View From The Airport: Pure Storage Accelerate 2019

The storage firm made all the right sounds at this year's conference, but somehow none of it quite rings true

This year marks the tenth birthday of infrastructure vendor Pure Storage, and the fifth year of its annual Accelerate conference, with the action this year moving from California to Austin, Texas. In between shovelling barbecue and Tex-Mex into our faces, attendees were treated to some interesting announcements from the storage firm.

As with many traditional on-prem vendors, Pure Storage has been at pains to position itself as an enabler of multi-cloud workloads, with the availability of new cloud-enabled tools for AWS and Azure, and a rebranding of its "Evergreen" subscription model, now dubbed "Pure as-a-Service". The company also laid out its vision for what it calls the 'modern data experience', focusing on the portability and manageability of enterprise data stores.

The most interesting news, however, was around its physical storage hardware. First up was the news that Pure is leveraging Intel's Optane DC technology to create a new DirectMemory Cache plug-in module for its top-end FlashArray//X units that offers a performance boost of up to 2x with no reconfiguration or restructuring needed. That's a seriously compelling prospect for customers and an illustration of just how powerful Optane can be.

The company is also expanding the capacity of its FlashBlade products (up to a maximum of 150 blades) and has expanded the scope of its partnership with Nvidia around AI data management.

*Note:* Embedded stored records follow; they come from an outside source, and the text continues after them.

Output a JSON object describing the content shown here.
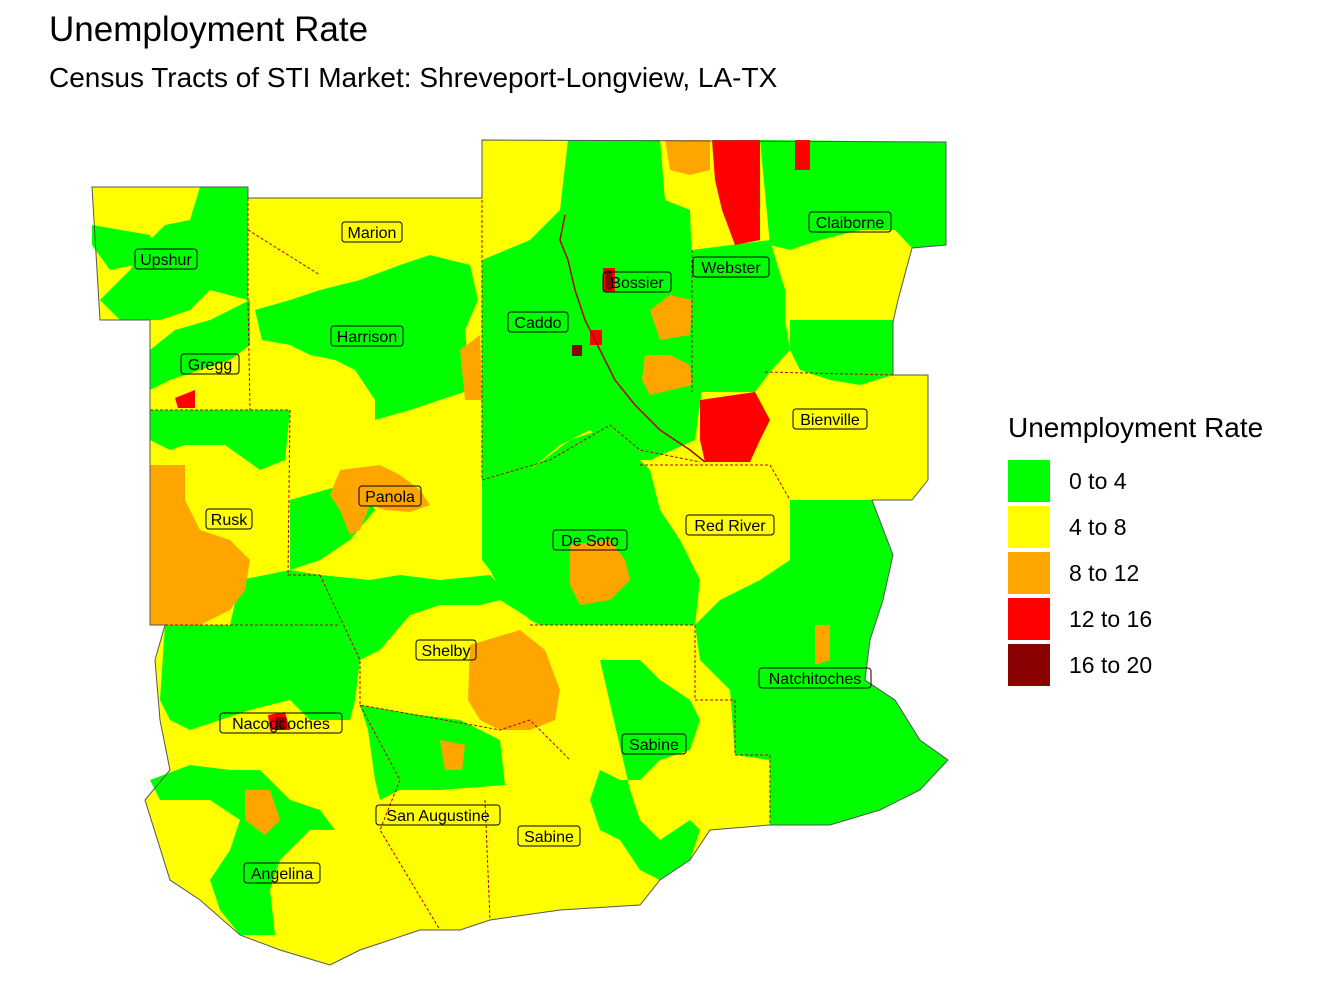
{
  "title": "Unemployment Rate",
  "subtitle": "Census Tracts of STI Market: Shreveport-Longview, LA-TX",
  "legend": {
    "title": "Unemployment Rate",
    "items": [
      {
        "label": "0 to 4",
        "color": "#00ff00"
      },
      {
        "label": "4 to 8",
        "color": "#ffff00"
      },
      {
        "label": "8 to 12",
        "color": "#ffa500"
      },
      {
        "label": "12 to 16",
        "color": "#ff0000"
      },
      {
        "label": "16 to 20",
        "color": "#8b0000"
      }
    ]
  },
  "counties": [
    "Upshur",
    "Marion",
    "Harrison",
    "Gregg",
    "Rusk",
    "Panola",
    "Caddo",
    "Bossier",
    "Webster",
    "Claiborne",
    "Bienville",
    "Red River",
    "De Soto",
    "Shelby",
    "Nacogdoches",
    "Natchitoches",
    "Sabine",
    "San Augustine",
    "Sabine",
    "Angelina"
  ]
}
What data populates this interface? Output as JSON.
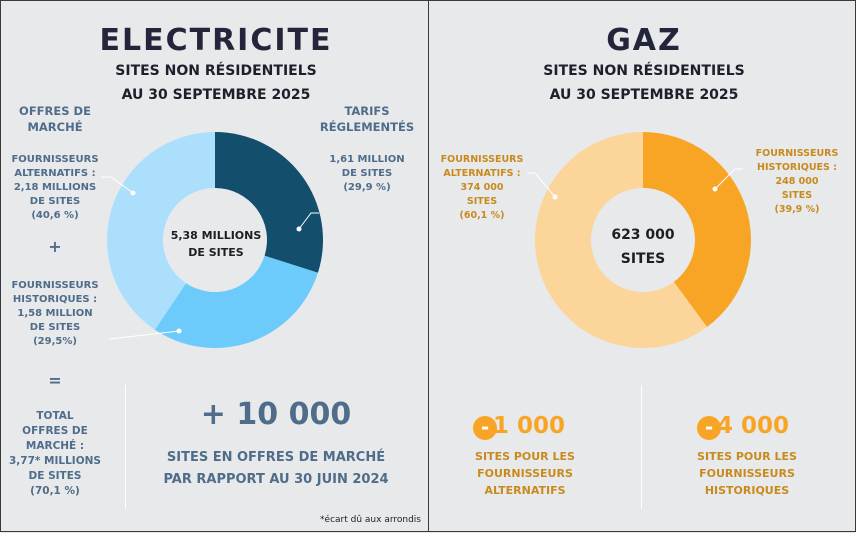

Then came the most interesting news: the unveiling of its all-new FlashArray//C product  a 'capacity-optimised' all-flash unit that uses QLC memory to bring flash storage down to a price point that makes it palatable for Tier 2 use cases. Pure says it has drastically overhauled its flash memory software for this unit to optimise it for QLC and was at great pains to point out that the added latency of tweaking it for high volumes and long lifespan means it's not suited to primary workloads.

This makes Pure the first enterprise vendor to launch a major all-flash product for secondary storage, and it certainly casts doubt on the future of spinning-disk storage arrays as a market force.

None of these announcements were particularly surprising, of course the cloud tools were announced at Accelerate last year, and the additions to its hardware lineup were heavily rumoured prior to the conference. Nevertheless, they're good, solid announcements, and exactly the kind of moves that we'd expect Pure to be making at this point.

Customers seemed to agree, too there was no shortage of high-profile talking heads willing to sing Pure's praises, including Delta Airlines, CapitalOne, Mercedes AMG, Domino's US and Admiral look out Q&As with the latter three in the near future. The overall message from customers was that Pure's flash arrays are fast, easy to manage and enable data centre consolidation.

On paper, Pure's doing everything right; it's branching out into cloud whilst still innovating in its core field of on-prem storage hardware, with a number of large customers who view the company's equipment as instrumental.

Why, then, does this conference feel like such a throwback? Despite all the talk of cloud, AI and next-gen workloads, there's something about it that puts me in mind of IT conferences from ten years ago an unshakeable feeling that despite all its innovations, Pure is somehow living in the past.

Fundamentally, I think it comes down to the fact that I just don't see a future for single-issue vendors in the long run. When it comes to IT, integration, simplification and consolidation are the orders of the day, and while the acceptance of hybrid and multi-cloud as the industry standard means that on-prem vendors like Pure aren't being made irrelevant by the cloud, I think they are at risk of being made irrelevant by multi-disciplinary rivals.

After all, the trend toward single-pane-of-glass management makes a vendor that can offer as many aspects of your storage, compute and networking as possible together an attractive proposition for customers looking to simplify their data centres. That also doesn't take into account the growing rise of hyperconverged infrastructure that, while far from a mainstream idea, is one that could lock out single-technology vendors such as Pure.

For now though, Pure is doing fine; its executives remain bullish about the future, despite a few wobbles in revenue and share price, and customers and partners both seem happy with its progress. We'll have to wait until Accelerate 2020 to see whether or not it holds.